Dirty Frag (CVE-2026-43284 & CVE-2026-43500)

This vulnerability chain bypassed the mitigations put in place for Copy Fail. Despite a coordinated effort and a five-day embargo, a third party broke the embargo by publishing exploit information within hours. By the time the full write-up and PoC were released, zero Linux distributions had a patch available. Microsoft's Defender team confirmed in-the-wild exploitation within 24 hours.

The New Security Imperative

If the 90-day window and monthly patch cycles are dead, the industry must pivot toward a real-time response model.

For Vendors and Researchers

Critical security issues must be treated as P0 emergencies. The clock starts the moment a report lands, not when triage ends. Researchers should push for the shortest possible disclosure windows, recognizing that they are likely not the only ones who have found the flaw.

For the Blue Team: AI-Driven Defense

Defenders cannot fight LLM-powered attackers with manual processes. The defensive pipeline must be automated at the same speed as the offensive one:

  • Point-of-Push Review: Integrate AI-assisted security reviews into the CI pipeline. Vulnerabilities should be caught during the Pull Request (PR) phase, not after a CVE is issued.
  • Automated Patch Analysis: When an upstream dependency is patched, AI should automatically analyze the diff, determine if the local codebase is affected, and flag it for immediate action.
  • AI-Verified Patching: Before shipping a security fix, use LLMs to verify that the patch actually closes the hole and does not introduce new regressions.

Counterpoint: Is this just a "Low-Hanging Fruit" Phase?

Some argue that this surge in LLM-found bugs is a temporary spike. The theory is that once the "easy" bugs in legacy code are purged, the industry will return to a state where human insight is the primary driver of discovery.

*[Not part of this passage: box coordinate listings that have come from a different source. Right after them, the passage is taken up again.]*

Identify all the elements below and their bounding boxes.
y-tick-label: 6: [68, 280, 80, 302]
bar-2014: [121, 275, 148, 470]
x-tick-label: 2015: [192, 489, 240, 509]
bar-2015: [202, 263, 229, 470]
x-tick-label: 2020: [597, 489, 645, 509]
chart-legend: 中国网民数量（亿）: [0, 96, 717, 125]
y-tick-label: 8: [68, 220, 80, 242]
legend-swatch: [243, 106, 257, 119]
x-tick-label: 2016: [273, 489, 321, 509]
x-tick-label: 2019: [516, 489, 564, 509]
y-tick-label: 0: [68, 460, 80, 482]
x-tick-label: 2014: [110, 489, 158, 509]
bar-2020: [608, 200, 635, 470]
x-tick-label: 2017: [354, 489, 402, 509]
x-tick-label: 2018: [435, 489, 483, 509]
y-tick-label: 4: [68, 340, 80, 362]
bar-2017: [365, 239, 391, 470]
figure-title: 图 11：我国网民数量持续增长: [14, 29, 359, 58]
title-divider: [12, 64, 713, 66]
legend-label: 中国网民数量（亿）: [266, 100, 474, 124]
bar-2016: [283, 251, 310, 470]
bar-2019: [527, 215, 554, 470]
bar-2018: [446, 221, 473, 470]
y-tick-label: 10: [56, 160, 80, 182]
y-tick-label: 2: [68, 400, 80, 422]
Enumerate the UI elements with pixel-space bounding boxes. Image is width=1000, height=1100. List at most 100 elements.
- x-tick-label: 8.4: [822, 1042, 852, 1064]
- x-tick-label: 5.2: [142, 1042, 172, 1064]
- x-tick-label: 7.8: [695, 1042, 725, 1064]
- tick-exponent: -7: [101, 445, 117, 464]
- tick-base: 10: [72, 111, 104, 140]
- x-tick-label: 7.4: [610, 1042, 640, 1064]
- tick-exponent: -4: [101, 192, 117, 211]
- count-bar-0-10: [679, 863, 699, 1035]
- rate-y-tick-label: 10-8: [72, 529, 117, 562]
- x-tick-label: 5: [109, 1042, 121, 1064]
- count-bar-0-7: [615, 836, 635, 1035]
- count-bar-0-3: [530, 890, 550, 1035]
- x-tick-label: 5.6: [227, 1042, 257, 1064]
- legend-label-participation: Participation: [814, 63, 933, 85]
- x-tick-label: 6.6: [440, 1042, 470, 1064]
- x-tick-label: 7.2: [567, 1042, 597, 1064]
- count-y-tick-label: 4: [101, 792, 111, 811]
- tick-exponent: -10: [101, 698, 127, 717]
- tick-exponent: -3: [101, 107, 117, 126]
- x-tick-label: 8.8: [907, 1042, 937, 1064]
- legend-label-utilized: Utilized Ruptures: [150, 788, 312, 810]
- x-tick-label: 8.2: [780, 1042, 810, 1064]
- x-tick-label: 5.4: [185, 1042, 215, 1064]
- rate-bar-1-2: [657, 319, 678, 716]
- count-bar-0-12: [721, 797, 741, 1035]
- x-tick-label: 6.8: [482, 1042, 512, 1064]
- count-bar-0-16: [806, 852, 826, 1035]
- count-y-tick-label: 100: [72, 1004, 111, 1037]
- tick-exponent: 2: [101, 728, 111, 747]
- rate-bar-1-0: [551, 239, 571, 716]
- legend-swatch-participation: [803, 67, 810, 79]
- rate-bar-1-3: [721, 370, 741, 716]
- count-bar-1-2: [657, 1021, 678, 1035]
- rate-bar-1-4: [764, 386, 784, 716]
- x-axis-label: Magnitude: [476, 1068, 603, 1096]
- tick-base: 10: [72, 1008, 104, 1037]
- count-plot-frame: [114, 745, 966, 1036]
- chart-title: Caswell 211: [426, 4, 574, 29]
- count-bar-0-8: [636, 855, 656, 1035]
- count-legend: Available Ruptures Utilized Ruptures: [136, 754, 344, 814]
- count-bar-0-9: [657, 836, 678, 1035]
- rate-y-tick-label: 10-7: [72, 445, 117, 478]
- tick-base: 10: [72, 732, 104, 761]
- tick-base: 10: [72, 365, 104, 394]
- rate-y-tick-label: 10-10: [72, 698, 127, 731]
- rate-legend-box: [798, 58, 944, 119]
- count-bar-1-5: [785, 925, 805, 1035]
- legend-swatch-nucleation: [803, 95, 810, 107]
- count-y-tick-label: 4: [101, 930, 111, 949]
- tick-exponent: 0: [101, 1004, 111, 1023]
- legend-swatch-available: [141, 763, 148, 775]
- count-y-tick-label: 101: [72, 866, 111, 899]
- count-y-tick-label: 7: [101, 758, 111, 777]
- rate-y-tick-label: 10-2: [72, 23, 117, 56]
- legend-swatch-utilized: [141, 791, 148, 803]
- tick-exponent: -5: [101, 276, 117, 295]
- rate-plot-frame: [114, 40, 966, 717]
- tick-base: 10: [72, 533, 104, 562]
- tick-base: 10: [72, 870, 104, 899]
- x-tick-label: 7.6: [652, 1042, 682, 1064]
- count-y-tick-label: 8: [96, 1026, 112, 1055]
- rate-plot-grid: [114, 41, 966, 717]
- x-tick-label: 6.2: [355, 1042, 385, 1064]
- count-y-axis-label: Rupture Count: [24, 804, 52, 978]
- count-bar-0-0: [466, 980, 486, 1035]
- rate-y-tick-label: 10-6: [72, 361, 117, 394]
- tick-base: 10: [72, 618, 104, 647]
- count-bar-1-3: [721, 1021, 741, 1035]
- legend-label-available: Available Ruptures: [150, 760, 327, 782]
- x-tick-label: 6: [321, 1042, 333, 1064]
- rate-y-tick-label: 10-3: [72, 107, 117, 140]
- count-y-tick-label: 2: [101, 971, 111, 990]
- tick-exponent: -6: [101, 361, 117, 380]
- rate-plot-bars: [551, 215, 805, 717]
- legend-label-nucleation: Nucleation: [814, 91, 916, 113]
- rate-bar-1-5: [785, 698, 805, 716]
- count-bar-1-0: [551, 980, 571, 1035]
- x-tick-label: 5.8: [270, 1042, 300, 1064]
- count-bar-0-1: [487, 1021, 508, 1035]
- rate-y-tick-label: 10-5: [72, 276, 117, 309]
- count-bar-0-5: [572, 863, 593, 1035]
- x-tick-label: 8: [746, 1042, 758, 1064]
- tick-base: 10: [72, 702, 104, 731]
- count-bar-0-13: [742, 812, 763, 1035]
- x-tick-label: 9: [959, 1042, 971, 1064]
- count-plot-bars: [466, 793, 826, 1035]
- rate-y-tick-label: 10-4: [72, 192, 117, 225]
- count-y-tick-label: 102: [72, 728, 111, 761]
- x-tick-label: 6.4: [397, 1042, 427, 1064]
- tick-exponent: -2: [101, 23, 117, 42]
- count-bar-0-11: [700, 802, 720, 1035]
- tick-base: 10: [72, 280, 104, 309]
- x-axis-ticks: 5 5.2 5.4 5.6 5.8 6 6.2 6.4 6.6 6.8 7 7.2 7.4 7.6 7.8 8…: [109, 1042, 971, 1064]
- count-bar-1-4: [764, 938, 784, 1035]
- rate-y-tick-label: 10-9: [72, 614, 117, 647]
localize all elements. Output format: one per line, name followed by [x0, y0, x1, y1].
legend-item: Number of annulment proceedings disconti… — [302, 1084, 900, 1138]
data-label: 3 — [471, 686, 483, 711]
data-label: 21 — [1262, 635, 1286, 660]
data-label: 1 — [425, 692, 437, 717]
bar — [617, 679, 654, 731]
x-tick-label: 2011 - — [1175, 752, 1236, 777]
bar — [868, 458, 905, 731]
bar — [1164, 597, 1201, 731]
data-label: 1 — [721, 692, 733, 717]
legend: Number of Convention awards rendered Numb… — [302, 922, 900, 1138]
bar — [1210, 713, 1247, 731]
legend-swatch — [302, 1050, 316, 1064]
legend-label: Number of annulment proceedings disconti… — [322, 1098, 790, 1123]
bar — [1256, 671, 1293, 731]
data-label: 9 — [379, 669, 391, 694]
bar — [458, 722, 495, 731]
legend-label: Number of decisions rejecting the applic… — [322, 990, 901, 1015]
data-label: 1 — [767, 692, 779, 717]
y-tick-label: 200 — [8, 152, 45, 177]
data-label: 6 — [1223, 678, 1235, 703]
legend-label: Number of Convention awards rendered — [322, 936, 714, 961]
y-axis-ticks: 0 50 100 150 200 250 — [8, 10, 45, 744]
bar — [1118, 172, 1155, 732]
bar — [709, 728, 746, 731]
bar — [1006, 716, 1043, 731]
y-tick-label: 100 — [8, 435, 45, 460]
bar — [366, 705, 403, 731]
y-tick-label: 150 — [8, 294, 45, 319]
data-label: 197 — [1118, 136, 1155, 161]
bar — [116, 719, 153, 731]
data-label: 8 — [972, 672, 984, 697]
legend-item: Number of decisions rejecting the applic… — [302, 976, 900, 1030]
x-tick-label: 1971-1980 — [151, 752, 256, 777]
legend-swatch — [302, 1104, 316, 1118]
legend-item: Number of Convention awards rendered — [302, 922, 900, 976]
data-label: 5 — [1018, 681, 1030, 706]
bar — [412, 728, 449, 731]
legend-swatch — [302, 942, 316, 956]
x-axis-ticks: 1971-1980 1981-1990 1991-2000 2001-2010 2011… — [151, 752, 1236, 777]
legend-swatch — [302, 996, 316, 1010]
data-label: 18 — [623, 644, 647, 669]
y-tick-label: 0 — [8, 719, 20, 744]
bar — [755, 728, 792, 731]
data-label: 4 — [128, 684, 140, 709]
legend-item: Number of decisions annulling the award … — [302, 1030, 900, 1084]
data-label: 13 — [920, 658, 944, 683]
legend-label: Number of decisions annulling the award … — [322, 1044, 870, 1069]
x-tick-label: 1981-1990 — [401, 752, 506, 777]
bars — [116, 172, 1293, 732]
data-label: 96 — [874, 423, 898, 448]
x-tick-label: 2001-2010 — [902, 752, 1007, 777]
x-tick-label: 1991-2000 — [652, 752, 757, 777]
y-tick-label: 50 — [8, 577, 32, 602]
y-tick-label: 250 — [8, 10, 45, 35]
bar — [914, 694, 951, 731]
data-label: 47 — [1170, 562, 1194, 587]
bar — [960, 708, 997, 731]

However, this underestimates the iterative nature of AI. As LLMs get better at understanding complex state machines and race conditions, the definition of "low-hanging fruit" expands. The risk is not that all bugs will be found, but that the window for fixing them before exploitation has permanently shrunk.

Final Thoughts

The reality of modern security is that the gap between vulnerability and exploitation is trending toward zero. The only way to survive this shift is to make AI a first-class citizen in the defensive pipeline. The tools to automate scanning, analysis, and patching exist; the only remaining question is whether defenders will deploy them before the attackers do.